Apesar da recepção morna da crítica, o retrato do filme da praia linda causou um boom de turismo. Pelos 18 anos seguintes, mais de 300 barcos levaram 5 mil turistas para a Baía Maya todos os dias, segundo o South China Morning Post. O fluxo constante de turistas e motores de barcos mataram recifes e peixes, e assustaram os pássaros locais. “Herdamos um ecossistema 100% morto”, o conservacionista de corais Anuar Abdullah disse ao SCMP.
Estranhamente, o fluxo destrutivo de turistas é quase igual ao que A Praia criticava. Em março de 2018, depois de quase duas décadas de danos, o Departamento de Parques Nacionais e Vida Selvagem da Tailândia anunciou que ia fechar a Baía Maya para turistas por quatro meses todo ano, para tentar recuperar o equilíbrio dos recifes de coral e vida marinha da ilha. Em dezembro, a Tailândia estendeu o fechamento para mais dois anos. Quando conservacionistas reconstruíram os jardins de coral na baía, a vida animal, incluindo tubarões, peixes e pássaros, começaram a retornar. “Tirando o fator humano, a natureza prospera”, Abdullah disse ao SCMP.
O excesso de turismo na Baía Maya veio antes das redes sociais, mas na era de vlogs de viagem e geotags, histórias similares vêm acontecendo em todo o mundo. Enquanto o filme de DiCaprio pode ter sido usado para alimentar o buzz de grandes viagens nos 00, qualquer um no Instagram e YouTube agora serve como #goals. As redes sociais aceleraram o problema, gerando interesse em destinos que não estavam preparados para um massacre turístico.

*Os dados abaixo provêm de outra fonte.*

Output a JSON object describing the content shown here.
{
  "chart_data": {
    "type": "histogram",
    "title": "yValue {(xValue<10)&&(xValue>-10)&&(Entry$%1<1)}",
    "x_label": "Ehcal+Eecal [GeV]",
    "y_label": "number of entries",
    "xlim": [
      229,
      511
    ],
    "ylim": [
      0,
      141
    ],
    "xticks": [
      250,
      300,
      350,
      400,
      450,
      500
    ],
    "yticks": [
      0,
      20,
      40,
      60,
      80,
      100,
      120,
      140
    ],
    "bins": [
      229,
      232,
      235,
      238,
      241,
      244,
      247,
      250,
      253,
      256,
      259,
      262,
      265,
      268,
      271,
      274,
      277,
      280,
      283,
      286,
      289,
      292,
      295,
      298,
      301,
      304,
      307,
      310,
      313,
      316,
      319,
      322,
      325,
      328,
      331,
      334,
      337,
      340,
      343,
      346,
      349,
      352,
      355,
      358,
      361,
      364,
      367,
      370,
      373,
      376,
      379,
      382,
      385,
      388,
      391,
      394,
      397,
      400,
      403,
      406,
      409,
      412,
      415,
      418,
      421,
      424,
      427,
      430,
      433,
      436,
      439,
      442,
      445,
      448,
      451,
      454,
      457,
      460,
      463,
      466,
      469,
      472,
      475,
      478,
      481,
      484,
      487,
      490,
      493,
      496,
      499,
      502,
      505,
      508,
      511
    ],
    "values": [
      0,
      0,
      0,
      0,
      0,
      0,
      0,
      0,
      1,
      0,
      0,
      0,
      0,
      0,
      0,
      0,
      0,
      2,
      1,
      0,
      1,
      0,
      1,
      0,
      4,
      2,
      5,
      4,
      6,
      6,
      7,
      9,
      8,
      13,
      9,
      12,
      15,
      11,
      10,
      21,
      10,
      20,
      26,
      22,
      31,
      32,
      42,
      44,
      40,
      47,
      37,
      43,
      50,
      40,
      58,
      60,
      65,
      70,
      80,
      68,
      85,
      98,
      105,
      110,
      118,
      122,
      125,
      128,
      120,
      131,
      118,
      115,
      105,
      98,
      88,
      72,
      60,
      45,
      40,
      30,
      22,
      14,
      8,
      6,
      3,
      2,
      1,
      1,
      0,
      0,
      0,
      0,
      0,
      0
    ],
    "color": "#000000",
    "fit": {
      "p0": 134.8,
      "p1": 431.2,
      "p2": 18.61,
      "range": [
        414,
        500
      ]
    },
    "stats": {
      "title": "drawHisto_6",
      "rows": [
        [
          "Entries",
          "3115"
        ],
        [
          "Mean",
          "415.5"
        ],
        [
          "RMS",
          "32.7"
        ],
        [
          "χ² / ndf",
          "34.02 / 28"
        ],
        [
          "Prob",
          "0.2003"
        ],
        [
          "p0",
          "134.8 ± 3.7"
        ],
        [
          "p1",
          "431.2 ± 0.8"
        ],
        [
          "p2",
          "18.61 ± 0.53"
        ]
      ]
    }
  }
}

Depois de décadas de problemas com turistas descuidados, a Filipinas fechou temporariamente a praia de Boracay em 2018. Ano passado, o governo da Indonésia considerou proibir totalmente a entrada de turistas na Ilha Komodo, numa tentativa de conservar a população de dragões-de-komodo, e instagrammers foram culpados por perturbar a vida selvagem da Poppy Reserve do Antelope Valley da Califórnia saindo da trilha para tirar a foto perfeita.
Não é surpresa que publicações como a Travel +Leisure, Conde Nast Traveler e New York Times tenham questionado se viagens de geotag para o Instagram estão acabando com as maravilhas naturais do mundo. Desde 2018, o Leave No Trace Center for Outdoor Ethics vem listando as melhores práticas para desfrutar da natureza, e na versão moderna do pedido dos locais para Richard, alguns destinos agora pedem que os visitantes não façam geotag de sua localização.
“Se os entusiastas da natureza pararem pra pensar sobre os impactos em potencial e as consequências associadas com uma ação em particular, isso pode ajudar muito a proteger nossos espaços compartilhados ao ar livre”, diz o guia do Leave No Trace. “Pra isso, encorajamos os viajantes a pensar sobre suas ações e as consequências de postar fotos, dados de GPS, mapas detalhados, etc. nas redes sociais. Pedimos para as pessoas pensarem na proteção e sustentabilidade dos recursos e nos visitantes que virão depois deles.”
Vinte anos depois, muita gente pode não lembrar de A Praia ou achar que a Baía Maya era só mais uma ideia de férias passageira. Mas para os locais, os efeitos do filme só agora estão começando a desaparecer. Talvez a coisa mais terrível e memorável do filme é como ele ainda retrata nossa capacidade de pegar uma coisa bela e destruí-la completamente.